The U.S. Centers for Disease Control and Prevention (CDC) says, “Childhood vaccination is essential because it helps provide immunity before children are exposed to potentially life-threatening diseases.”

Richard McGrath, a spokesman for Senate President Stephen Sweeney, said Republican Senator Declan O’Scanlan’s vote was the deciding one.

O’Scanlan clarified that the final amendments, where were made on Thursday, restrict the bill to public institutions and that private ones still have a choice.

He tweeted, “There are other aspects but that’s the big one. I realize this isn’t a perfect solution. But it’s a balance that I think is fair.”

On Thursday, many parents gathered outside the New Jersey State House in Trenton to protest against the bill.

Democratic Assemblyman Jamel Holley was also against the bill.

On Saturday, Holley wrote on Facebook, “I’ve been totally against this bill from day one and now I am even more compelled to oppose.
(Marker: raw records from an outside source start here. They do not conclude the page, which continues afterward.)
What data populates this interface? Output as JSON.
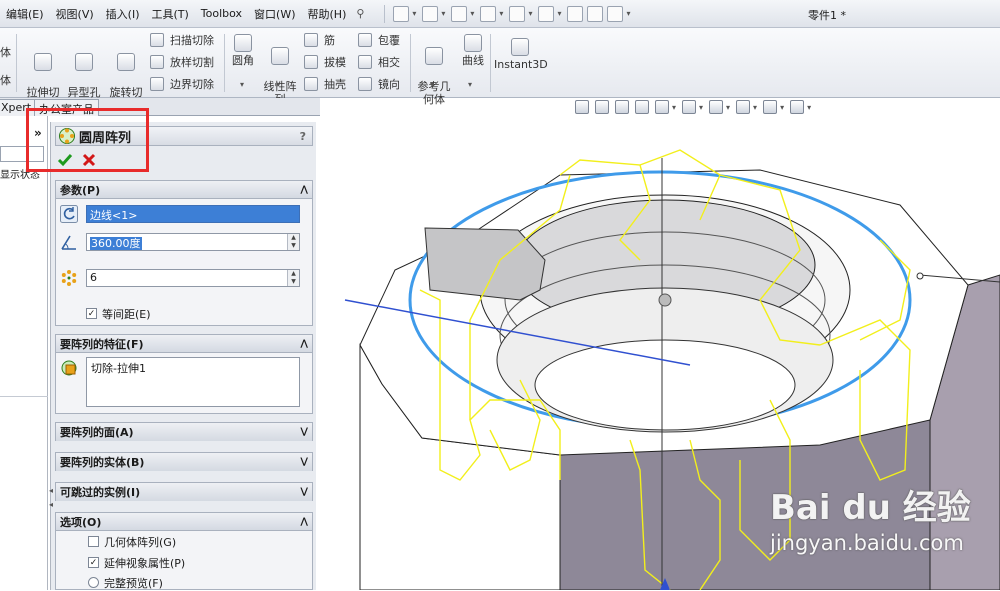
{
  "menu": [
    "编辑(E)",
    "视图(V)",
    "插入(I)",
    "工具(T)",
    "Toolbox",
    "窗口(W)",
    "帮助(H)"
  ],
  "window": {
    "doc_title": "零件1 *"
  },
  "toolbar": {
    "left_cut_labels": [
      "体",
      "体"
    ],
    "extrude_cut": "拉伸切\n除",
    "hole_wizard": "异型孔\n向导",
    "revolve_cut": "旋转切\n除",
    "sweep_cut": "扫描切除",
    "loft_cut": "放样切割",
    "boundary_cut": "边界切除",
    "fillet": "圆角",
    "linear_pattern": "线性阵\n列",
    "rib": "筋",
    "draft": "拔模",
    "shell": "抽壳",
    "wrap": "包覆",
    "intersect": "相交",
    "mirror": "镜向",
    "ref_geometry": "参考几\n何体",
    "curves": "曲线",
    "instant3d": "Instant3D"
  },
  "tabs": {
    "xpert": "Xpert",
    "office": "办公室产品"
  },
  "tree": {
    "show_state": "显示状态"
  },
  "property_manager": {
    "title": "圆周阵列",
    "help": "?",
    "ok_icon": "checkmark-icon",
    "cancel_icon": "x-icon",
    "parameters": {
      "header": "参数(P)",
      "axis_value": "边线<1>",
      "angle_value": "360.00度",
      "instances_value": "6",
      "equal_spacing_label": "等间距(E)",
      "equal_spacing_checked": true
    },
    "features": {
      "header": "要阵列的特征(F)",
      "items": [
        "切除-拉伸1"
      ]
    },
    "faces": {
      "header": "要阵列的面(A)"
    },
    "bodies": {
      "header": "要阵列的实体(B)"
    },
    "skip": {
      "header": "可跳过的实例(I)"
    },
    "options": {
      "header": "选项(O)",
      "geometry_pattern": "几何体阵列(G)",
      "geometry_pattern_checked": false,
      "propagate": "延伸视象属性(P)",
      "propagate_checked": true,
      "full_preview": "完整预览(F)"
    }
  },
  "watermark": {
    "logo": "Bai du 经验",
    "url": "jingyan.baidu.com"
  },
  "colors": {
    "highlight": "#e82b2b",
    "selection": "#3d7fd6",
    "edge_blue": "#3f9bea",
    "preview_yellow": "#f2ef1c"
  }
}
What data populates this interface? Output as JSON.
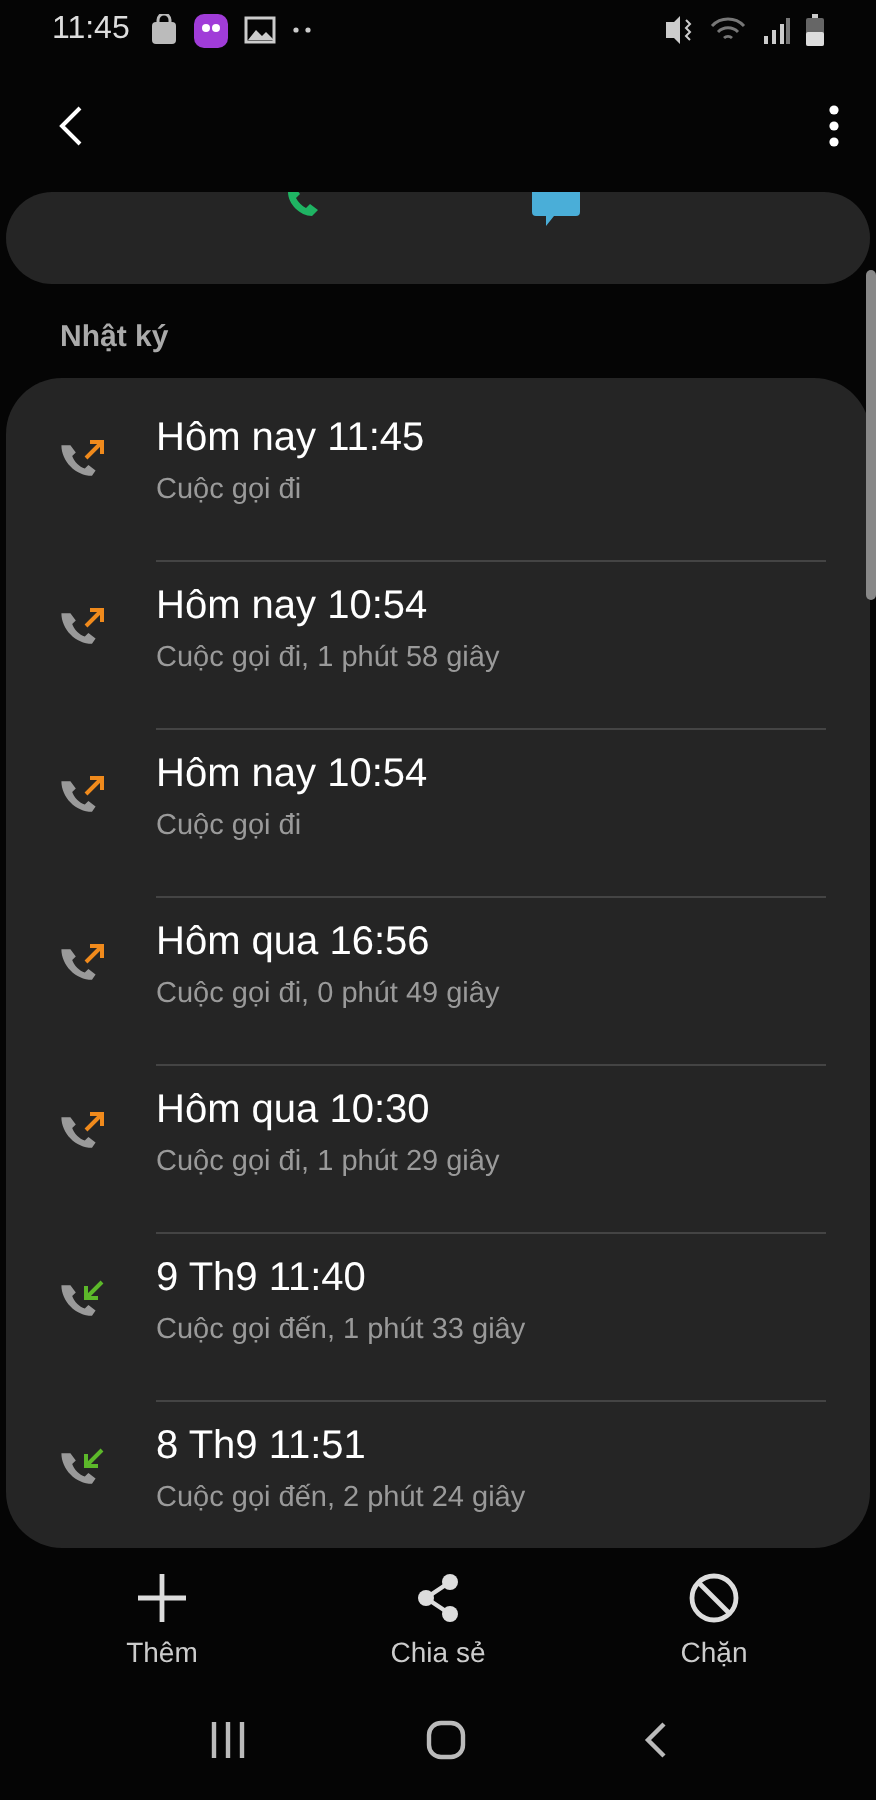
{
  "status_bar": {
    "time": "11:45"
  },
  "section_title": "Nhật ký",
  "calls": [
    {
      "kind": "outgoing",
      "title": "Hôm nay 11:45",
      "detail": "Cuộc gọi đi"
    },
    {
      "kind": "outgoing",
      "title": "Hôm nay 10:54",
      "detail": "Cuộc gọi đi, 1 phút 58 giây"
    },
    {
      "kind": "outgoing",
      "title": "Hôm nay 10:54",
      "detail": "Cuộc gọi đi"
    },
    {
      "kind": "outgoing",
      "title": "Hôm qua 16:56",
      "detail": "Cuộc gọi đi, 0 phút 49 giây"
    },
    {
      "kind": "outgoing",
      "title": "Hôm qua 10:30",
      "detail": "Cuộc gọi đi, 1 phút 29 giây"
    },
    {
      "kind": "incoming",
      "title": "9 Th9 11:40",
      "detail": "Cuộc gọi đến, 1 phút 33 giây"
    },
    {
      "kind": "incoming",
      "title": "8 Th9 11:51",
      "detail": "Cuộc gọi đến, 2 phút 24 giây"
    }
  ],
  "bottom_actions": [
    {
      "kind": "add",
      "label": "Thêm"
    },
    {
      "kind": "share",
      "label": "Chia sẻ"
    },
    {
      "kind": "block",
      "label": "Chặn"
    }
  ]
}
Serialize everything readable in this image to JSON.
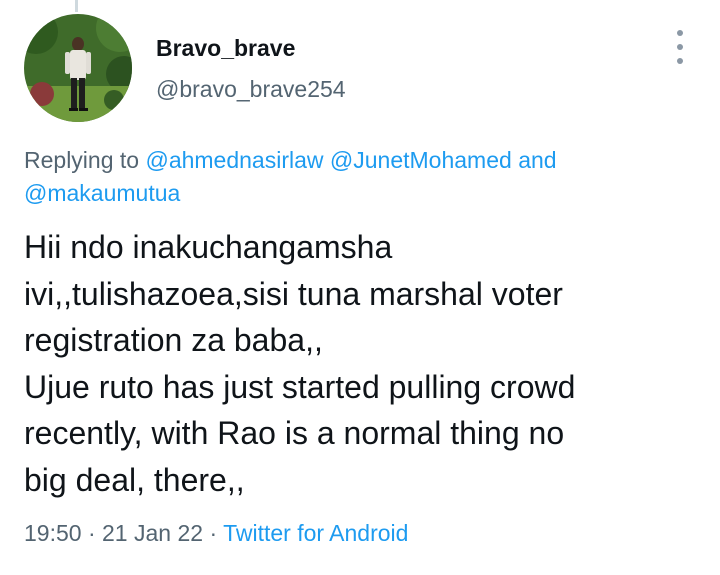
{
  "author": {
    "display_name": "Bravo_brave",
    "handle": "@bravo_brave254"
  },
  "reply": {
    "prefix": "Replying to",
    "mention_1": "@ahmednasirlaw",
    "mention_2": "@JunetMohamed",
    "conjunction": "and",
    "mention_3": "@makaumutua"
  },
  "tweet": {
    "lines": [
      "Hii ndo inakuchangamsha",
      "ivi,,tulishazoea,sisi tuna marshal voter",
      "registration za baba,,",
      "Ujue ruto has just started pulling crowd",
      "recently, with Rao is a normal thing no",
      "big deal, there,,"
    ]
  },
  "meta": {
    "time": "19:50",
    "separator": "·",
    "date": "21 Jan 22",
    "source": "Twitter for Android"
  },
  "icons": {
    "more": "more-vertical-icon"
  },
  "colors": {
    "text_primary": "#0f1419",
    "text_secondary": "#536471",
    "link": "#1d9bf0"
  }
}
This includes bringing along my fellow Members of the Assembly to vote against this discriminatory, unconstitutional, and an overreach of government.”

Citing the pending legislation, New Jersey Governor Phil Murphy’s office did not comment. The governor said he would make decisions after collecting the bill’s facts and data.

Dr. Sean O’Leary of the American Academy of Pediatrics and the Pediatric Infectious Diseases Society said all the non-medical exemptions to getting vaccinated should be eliminated/

He said, “From a scientific standpoint the benefits of vaccines can’t be understated. Every year, the US childhood vaccination program saves 42,000 lives. For every dollar you spend on the vaccine, you save $10 on societal cost.”

Dr. O’Leary noted that most parents who do not vaccinate their children on religious background actually have a “personal-belief objection rather than a religious one.”

“All the world’s major religions are strongly supportive of vaccination because vaccination saves lives and protects children,” he added.